From 1804 to 1809 he was a privat-docent of philosophy at the University of Leipzig, where afterwards, he served as an associate professor until his death in 1835. He was a member of the Lateinischen Gesellschaft zu Jena and the Historisch-Theologischen Gesellschaft zu Leipzig.

== Published works ==
- Analecta critica, 5 parts., Leipzig 1802–1807.
- Rostiorum Latina Carmina, cum appendice quorundam Irmischii Poematum, Leipzig 1812. Epigrams by his father, Christoph Jeremias Rost (1718–1790).
- Die Feyer des 600jährigen Bestehens der Thomasschule zu Leipzig, Leipzig 1822 – The Feyer of the 600th anniversary of Thomasschule in Leipzig.
- Neun Lustspiele des M. Accius Plautus.
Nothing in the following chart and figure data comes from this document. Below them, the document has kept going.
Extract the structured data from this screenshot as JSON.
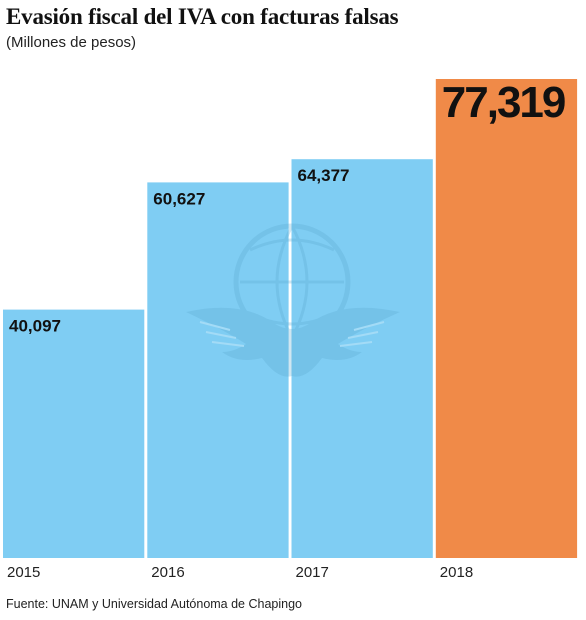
{
  "chart_data": {
    "type": "bar",
    "title": "Evasión fiscal del IVA con facturas falsas",
    "subtitle": "(Millones de pesos)",
    "source": "Fuente: UNAM y Universidad Autónoma de Chapingo",
    "categories": [
      "2015",
      "2016",
      "2017",
      "2018"
    ],
    "values": [
      40097,
      60627,
      64377,
      77319
    ],
    "value_labels": [
      "40,097",
      "60,627",
      "64,377",
      "77,319"
    ],
    "ylim": [
      0,
      82000
    ],
    "grid": false,
    "colors": {
      "bar": "#7fcdf3",
      "highlight": "#f08a48",
      "watermark": "#5aa7cf"
    },
    "highlight_index": 3
  }
}
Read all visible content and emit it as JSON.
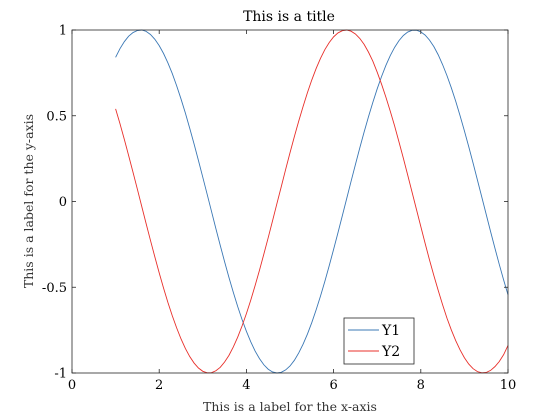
{
  "chart_data": {
    "type": "line",
    "title": "This is a title",
    "xlabel": "This is a label for the x-axis",
    "ylabel": "This is a label for the y-axis",
    "xlim": [
      0,
      10
    ],
    "ylim": [
      -1,
      1
    ],
    "xticks": [
      0,
      2,
      4,
      6,
      8,
      10
    ],
    "xtick_labels": [
      "0",
      "2",
      "4",
      "6",
      "8",
      "10"
    ],
    "yticks": [
      -1,
      -0.5,
      0,
      0.5,
      1
    ],
    "ytick_labels": [
      "-1",
      "-0.5",
      "0",
      "0.5",
      "1"
    ],
    "grid": false,
    "legend_position": "bottom-right",
    "series": [
      {
        "name": "Y1",
        "color": "#3b78b5",
        "x": [
          1.0,
          1.1,
          1.2,
          1.3,
          1.4,
          1.5,
          1.6,
          1.7,
          1.8,
          1.9,
          2.0,
          2.1,
          2.2,
          2.3,
          2.4,
          2.5,
          2.6,
          2.7,
          2.8,
          2.9,
          3.0,
          3.1,
          3.2,
          3.3,
          3.4,
          3.5,
          3.6,
          3.7,
          3.8,
          3.9,
          4.0,
          4.1,
          4.2,
          4.3,
          4.4,
          4.5,
          4.6,
          4.7,
          4.8,
          4.9,
          5.0,
          5.1,
          5.2,
          5.3,
          5.4,
          5.5,
          5.6,
          5.7,
          5.8,
          5.9,
          6.0,
          6.1,
          6.2,
          6.3,
          6.4,
          6.5,
          6.6,
          6.7,
          6.8,
          6.9,
          7.0,
          7.1,
          7.2,
          7.3,
          7.4,
          7.5,
          7.6,
          7.7,
          7.8,
          7.9,
          8.0,
          8.1,
          8.2,
          8.3,
          8.4,
          8.5,
          8.6,
          8.7,
          8.8,
          8.9,
          9.0,
          9.1,
          9.2,
          9.3,
          9.4,
          9.5,
          9.6,
          9.7,
          9.8,
          9.9,
          10.0
        ],
        "y": [
          0.841,
          0.891,
          0.932,
          0.964,
          0.985,
          0.997,
          1.0,
          0.992,
          0.974,
          0.946,
          0.909,
          0.863,
          0.808,
          0.746,
          0.675,
          0.598,
          0.516,
          0.427,
          0.335,
          0.239,
          0.141,
          0.042,
          -0.058,
          -0.158,
          -0.256,
          -0.351,
          -0.443,
          -0.53,
          -0.612,
          -0.688,
          -0.757,
          -0.818,
          -0.872,
          -0.916,
          -0.952,
          -0.978,
          -0.994,
          -1.0,
          -0.996,
          -0.982,
          -0.959,
          -0.926,
          -0.883,
          -0.832,
          -0.773,
          -0.706,
          -0.631,
          -0.551,
          -0.465,
          -0.374,
          -0.279,
          -0.182,
          -0.083,
          0.017,
          0.117,
          0.215,
          0.312,
          0.405,
          0.494,
          0.578,
          0.657,
          0.729,
          0.794,
          0.851,
          0.899,
          0.938,
          0.968,
          0.988,
          0.998,
          0.999,
          0.989,
          0.97,
          0.941,
          0.903,
          0.855,
          0.798,
          0.734,
          0.663,
          0.585,
          0.501,
          0.412,
          0.319,
          0.223,
          0.124,
          0.025,
          -0.075,
          -0.175,
          -0.272,
          -0.367,
          -0.458,
          -0.544
        ]
      },
      {
        "name": "Y2",
        "color": "#e8302b",
        "x": [
          1.0,
          1.1,
          1.2,
          1.3,
          1.4,
          1.5,
          1.6,
          1.7,
          1.8,
          1.9,
          2.0,
          2.1,
          2.2,
          2.3,
          2.4,
          2.5,
          2.6,
          2.7,
          2.8,
          2.9,
          3.0,
          3.1,
          3.2,
          3.3,
          3.4,
          3.5,
          3.6,
          3.7,
          3.8,
          3.9,
          4.0,
          4.1,
          4.2,
          4.3,
          4.4,
          4.5,
          4.6,
          4.7,
          4.8,
          4.9,
          5.0,
          5.1,
          5.2,
          5.3,
          5.4,
          5.5,
          5.6,
          5.7,
          5.8,
          5.9,
          6.0,
          6.1,
          6.2,
          6.3,
          6.4,
          6.5,
          6.6,
          6.7,
          6.8,
          6.9,
          7.0,
          7.1,
          7.2,
          7.3,
          7.4,
          7.5,
          7.6,
          7.7,
          7.8,
          7.9,
          8.0,
          8.1,
          8.2,
          8.3,
          8.4,
          8.5,
          8.6,
          8.7,
          8.8,
          8.9,
          9.0,
          9.1,
          9.2,
          9.3,
          9.4,
          9.5,
          9.6,
          9.7,
          9.8,
          9.9,
          10.0
        ],
        "y": [
          0.54,
          0.454,
          0.362,
          0.267,
          0.17,
          0.071,
          -0.029,
          -0.129,
          -0.227,
          -0.323,
          -0.416,
          -0.505,
          -0.589,
          -0.666,
          -0.737,
          -0.801,
          -0.857,
          -0.904,
          -0.942,
          -0.971,
          -0.99,
          -0.999,
          -0.998,
          -0.987,
          -0.967,
          -0.936,
          -0.897,
          -0.848,
          -0.791,
          -0.726,
          -0.654,
          -0.575,
          -0.49,
          -0.401,
          -0.307,
          -0.211,
          -0.112,
          -0.012,
          0.087,
          0.187,
          0.284,
          0.378,
          0.469,
          0.554,
          0.635,
          0.709,
          0.776,
          0.835,
          0.886,
          0.927,
          0.96,
          0.983,
          0.996,
          1.0,
          0.993,
          0.977,
          0.951,
          0.916,
          0.871,
          0.818,
          0.754,
          0.684,
          0.608,
          0.526,
          0.44,
          0.347,
          0.252,
          0.154,
          0.054,
          -0.046,
          -0.146,
          -0.245,
          -0.341,
          -0.432,
          -0.519,
          -0.602,
          -0.68,
          -0.749,
          -0.811,
          -0.865,
          -0.911,
          -0.948,
          -0.975,
          -0.992,
          -0.999,
          -0.997,
          -0.985,
          -0.963,
          -0.933,
          -0.893,
          -0.839
        ]
      }
    ]
  }
}
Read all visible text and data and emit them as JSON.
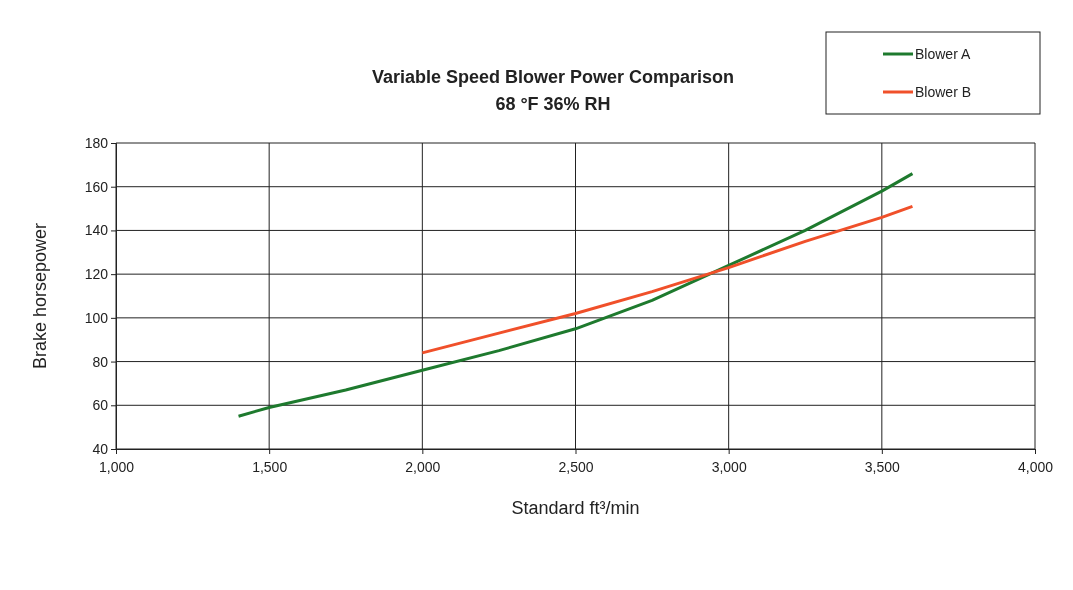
{
  "chart_data": {
    "type": "line",
    "title": "Variable Speed Blower Power Comparison",
    "subtitle": "68 °F 36% RH",
    "xlabel": "Standard ft³/min",
    "ylabel": "Brake horsepower",
    "xlim": [
      1000,
      4000
    ],
    "xticks": [
      {
        "value": 1000,
        "label": "1,000"
      },
      {
        "value": 1500,
        "label": "1,500"
      },
      {
        "value": 2000,
        "label": "2,000"
      },
      {
        "value": 2500,
        "label": "2,500"
      },
      {
        "value": 3000,
        "label": "3,000"
      },
      {
        "value": 3500,
        "label": "3,500"
      },
      {
        "value": 4000,
        "label": "4,000"
      }
    ],
    "ylim": [
      40,
      180
    ],
    "yticks": [
      40,
      60,
      80,
      100,
      120,
      140,
      160,
      180
    ],
    "grid": true,
    "legend": "top right",
    "line_style": "solid",
    "marker": "none",
    "series": [
      {
        "name": "Blower A",
        "color": "#1e7a2e",
        "x": [
          1400,
          1500,
          1750,
          2000,
          2250,
          2500,
          2750,
          3000,
          3250,
          3500,
          3600
        ],
        "values": [
          55,
          59,
          67,
          76,
          85,
          95,
          108,
          124,
          140,
          158,
          166
        ]
      },
      {
        "name": "Blower B",
        "color": "#f0502a",
        "x": [
          2000,
          2250,
          2500,
          2750,
          3000,
          3250,
          3500,
          3600
        ],
        "values": [
          84,
          93,
          102,
          112,
          123,
          135,
          146,
          151
        ]
      }
    ]
  }
}
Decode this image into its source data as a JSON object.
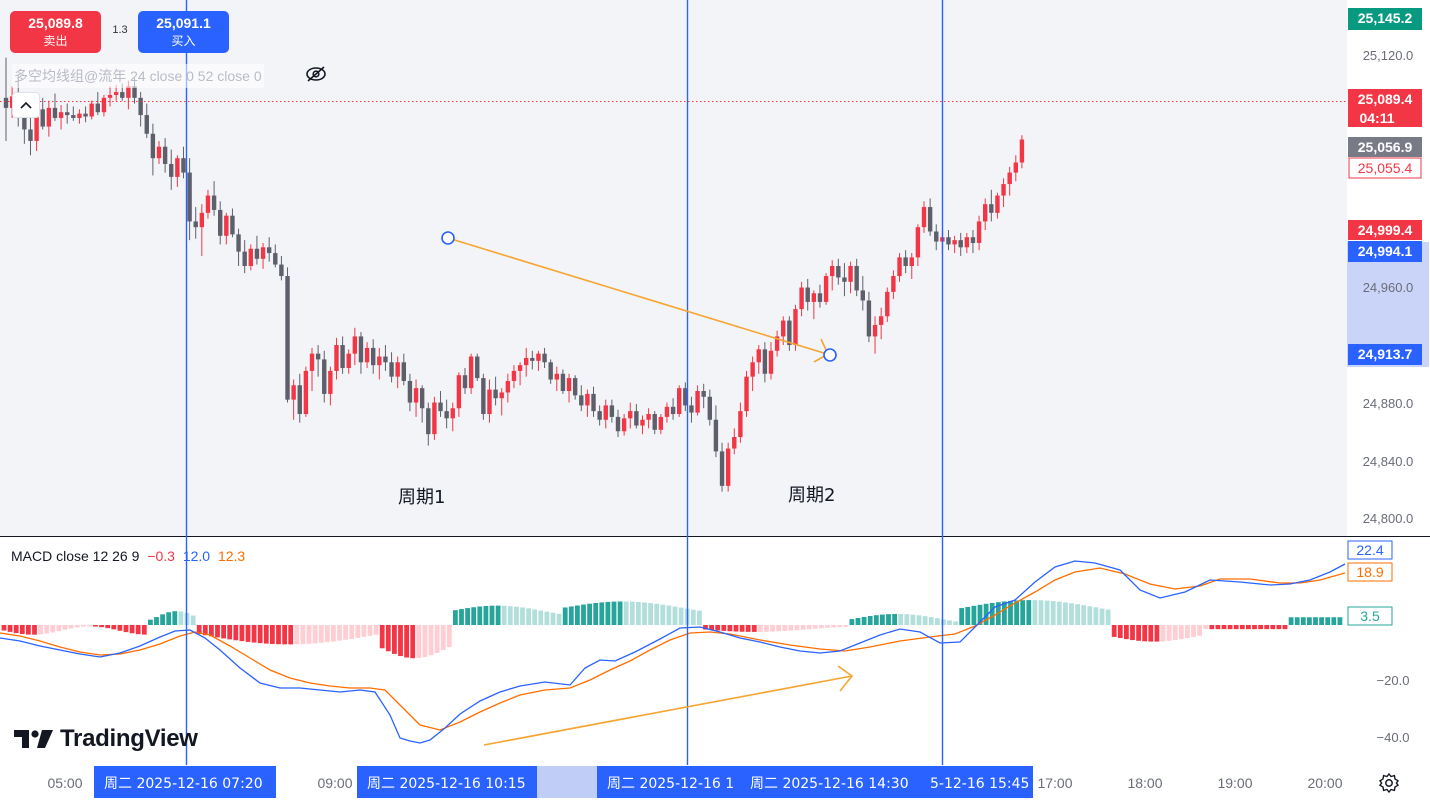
{
  "toolbar": {
    "sell_price": "25,089.8",
    "sell_label": "卖出",
    "spread": "1.3",
    "buy_price": "25,091.1",
    "buy_label": "买入"
  },
  "main_legend": "多空均线组@流年 24 close 0 52 close 0",
  "macd_legend": {
    "title": "MACD close 12 26 9",
    "hist": "−0.3",
    "macd": "12.0",
    "signal": "12.3"
  },
  "annotations": {
    "cycle1": "周期1",
    "cycle2": "周期2"
  },
  "watermark": "TradingView",
  "price_axis": {
    "ticks": [
      "25,120.0",
      "24,960.0",
      "24,880.0",
      "24,840.0",
      "24,800.0"
    ],
    "labels": [
      {
        "text": "25,145.2",
        "color": "#089981"
      },
      {
        "text": "25,089.4",
        "subtext": "04:11",
        "color": "#f23645"
      },
      {
        "text": "25,056.9",
        "color": "#787b86"
      },
      {
        "text": "25,055.4",
        "color": "#f23645",
        "outline": true
      },
      {
        "text": "24,999.4",
        "color": "#f23645"
      },
      {
        "text": "24,994.1",
        "color": "#2962ff"
      },
      {
        "text": "24,913.7",
        "color": "#2962ff"
      }
    ]
  },
  "macd_axis": {
    "ticks": [
      "−20.0",
      "−40.0"
    ],
    "labels": [
      {
        "text": "22.4",
        "color": "#2962ff"
      },
      {
        "text": "18.9",
        "color": "#ff6d00"
      },
      {
        "text": "3.5",
        "color": "#26a69a"
      }
    ]
  },
  "time_axis": {
    "ticks": [
      "05:00",
      "09:00",
      "17:00",
      "18:00",
      "19:00",
      "20:00"
    ],
    "date_labels": [
      "周二 2025-12-16 07:20",
      "周二 2025-12-16 10:15",
      "周二 2025-12-16 1",
      "周二 2025-12-16 14:30",
      "5-12-16 15:45"
    ]
  },
  "colors": {
    "up": "#f23645",
    "up_light": "#f7a1ab",
    "down": "#5d606b",
    "hist_pos": "#26a69a",
    "hist_pos_light": "#b2dfdb",
    "hist_neg": "#f23645",
    "hist_neg_light": "#ffcdd2",
    "macd_line": "#2962ff",
    "signal_line": "#ff6d00",
    "vertical_line": "#2962ff",
    "arrow": "#f7a531",
    "selection": "#bfcdf7"
  },
  "icons": [
    "eye-off-icon",
    "chevron-up-icon",
    "settings-icon",
    "tradingview-logo-icon"
  ]
}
Epidikus, Pseudolus, Mostallaria, Der Kaufmann, Der Perser, Amphitruo, Curculio, Truculentus und Pönulus, Leipzig 1836 – Nine comedies of Titus Maccius Plautus : Epidicus, Pseudolus, Mostellaria, Mercator (play), Persa (play), Amphitryon, Curculio, Truculentus and Poenulus; after Rost's death, they were collected and edited by Karl Heinrich Adelbert Lipsius.
- Opuscula Plautina, Leipzig 1836 (collected and published in two volumes by Karl Heinrich Adelbert Lipsius).